Cover V10, I04
Article

apr2001.tar


A MIME Is a Terrible Thing to Waste

Randal L. Schwartz

The Multipurpose Internet Mail Extensions (MIME) standard has been around for nearly a decade, but has only recently become popular. This is probably because of the higher bandwidth data connections available for email, as well as the advent of the Web, and the desktop horsepower required to make things that are fancier than plain text (or should that be text/plain)?
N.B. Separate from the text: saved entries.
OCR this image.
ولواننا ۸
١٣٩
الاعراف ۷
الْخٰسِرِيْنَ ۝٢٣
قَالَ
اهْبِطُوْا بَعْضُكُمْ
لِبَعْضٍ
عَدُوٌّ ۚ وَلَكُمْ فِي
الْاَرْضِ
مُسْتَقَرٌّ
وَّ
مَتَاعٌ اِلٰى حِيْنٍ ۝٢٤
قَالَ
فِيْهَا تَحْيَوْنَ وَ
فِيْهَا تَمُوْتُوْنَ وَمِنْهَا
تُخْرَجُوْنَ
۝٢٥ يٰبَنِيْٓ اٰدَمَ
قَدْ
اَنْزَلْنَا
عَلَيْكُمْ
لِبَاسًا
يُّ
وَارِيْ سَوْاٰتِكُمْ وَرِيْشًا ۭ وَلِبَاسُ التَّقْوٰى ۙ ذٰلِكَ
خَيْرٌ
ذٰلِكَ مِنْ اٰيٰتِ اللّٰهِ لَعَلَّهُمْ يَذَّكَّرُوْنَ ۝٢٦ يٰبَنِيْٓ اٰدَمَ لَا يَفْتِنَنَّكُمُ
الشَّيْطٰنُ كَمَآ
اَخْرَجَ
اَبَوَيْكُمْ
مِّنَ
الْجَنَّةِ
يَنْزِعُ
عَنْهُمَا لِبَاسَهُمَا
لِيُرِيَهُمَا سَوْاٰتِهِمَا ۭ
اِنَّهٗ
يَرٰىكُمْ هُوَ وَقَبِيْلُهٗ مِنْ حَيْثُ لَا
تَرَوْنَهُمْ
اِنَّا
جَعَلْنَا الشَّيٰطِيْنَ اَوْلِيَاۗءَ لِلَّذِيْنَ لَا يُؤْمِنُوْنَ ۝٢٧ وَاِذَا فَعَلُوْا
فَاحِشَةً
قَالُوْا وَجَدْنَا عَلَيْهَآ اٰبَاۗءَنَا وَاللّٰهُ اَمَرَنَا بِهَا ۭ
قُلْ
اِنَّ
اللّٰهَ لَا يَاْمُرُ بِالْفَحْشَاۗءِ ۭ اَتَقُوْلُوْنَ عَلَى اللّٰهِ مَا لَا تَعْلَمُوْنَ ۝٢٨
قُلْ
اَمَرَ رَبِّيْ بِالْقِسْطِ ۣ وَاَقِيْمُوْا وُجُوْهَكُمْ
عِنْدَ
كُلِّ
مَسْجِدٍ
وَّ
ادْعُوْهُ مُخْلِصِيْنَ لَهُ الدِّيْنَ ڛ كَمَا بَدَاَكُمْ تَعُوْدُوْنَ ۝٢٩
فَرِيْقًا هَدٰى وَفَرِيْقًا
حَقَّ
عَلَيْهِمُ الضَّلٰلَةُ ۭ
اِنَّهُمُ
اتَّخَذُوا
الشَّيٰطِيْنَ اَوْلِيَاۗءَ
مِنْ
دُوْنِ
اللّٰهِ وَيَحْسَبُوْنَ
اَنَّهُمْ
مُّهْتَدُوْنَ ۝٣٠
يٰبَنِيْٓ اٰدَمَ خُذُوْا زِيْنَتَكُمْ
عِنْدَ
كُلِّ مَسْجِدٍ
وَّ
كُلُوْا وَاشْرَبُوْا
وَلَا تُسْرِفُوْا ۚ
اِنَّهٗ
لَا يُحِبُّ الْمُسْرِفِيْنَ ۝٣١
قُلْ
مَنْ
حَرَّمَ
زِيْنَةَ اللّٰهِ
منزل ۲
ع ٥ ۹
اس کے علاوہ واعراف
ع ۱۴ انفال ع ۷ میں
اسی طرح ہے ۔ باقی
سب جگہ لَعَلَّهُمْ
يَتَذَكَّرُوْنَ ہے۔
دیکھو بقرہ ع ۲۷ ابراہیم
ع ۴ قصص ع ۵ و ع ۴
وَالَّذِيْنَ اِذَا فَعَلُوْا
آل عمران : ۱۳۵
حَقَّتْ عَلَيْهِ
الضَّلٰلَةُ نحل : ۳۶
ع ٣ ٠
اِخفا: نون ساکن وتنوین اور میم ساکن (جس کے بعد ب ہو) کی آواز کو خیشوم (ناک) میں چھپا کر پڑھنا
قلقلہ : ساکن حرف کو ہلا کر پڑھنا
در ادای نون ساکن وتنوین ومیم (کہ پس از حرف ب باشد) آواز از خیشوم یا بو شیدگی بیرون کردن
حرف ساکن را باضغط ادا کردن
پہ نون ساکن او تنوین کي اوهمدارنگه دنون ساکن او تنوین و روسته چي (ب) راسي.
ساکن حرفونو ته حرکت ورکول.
MIME is both a blessing, and a curse, in my opinion. It's cool that I can send a PDF or a JPEG to a friend as an attachment, and know that I don't need to figure out if they have a uu-decoder or a shell to extract from a sharchive. It's bad, however, because a lot of mail that is really just plain old text is being sent as HTML mail or the very popular "multipart/alternative" mail.

Why is this bad? Well, for one, I don't think Tim Berners-Lee or any of the chaps involved with the creation of the Web envisioned HTML as a medium for email. HTML is about hyperlinks and structured text, readable in an interactive environment. Email is a simple message, usually conversational, and generally with an absence of a need for markups and links.

So most of the use of HTML mail these days is by the "push advertisers", or as we more often call them, "spammers". It's a great way to shove a flashy, sizzly, no-content ad for fax paper or a trip to Central America into our email boxes, with enough bouncy clicky things that we'll probably respond.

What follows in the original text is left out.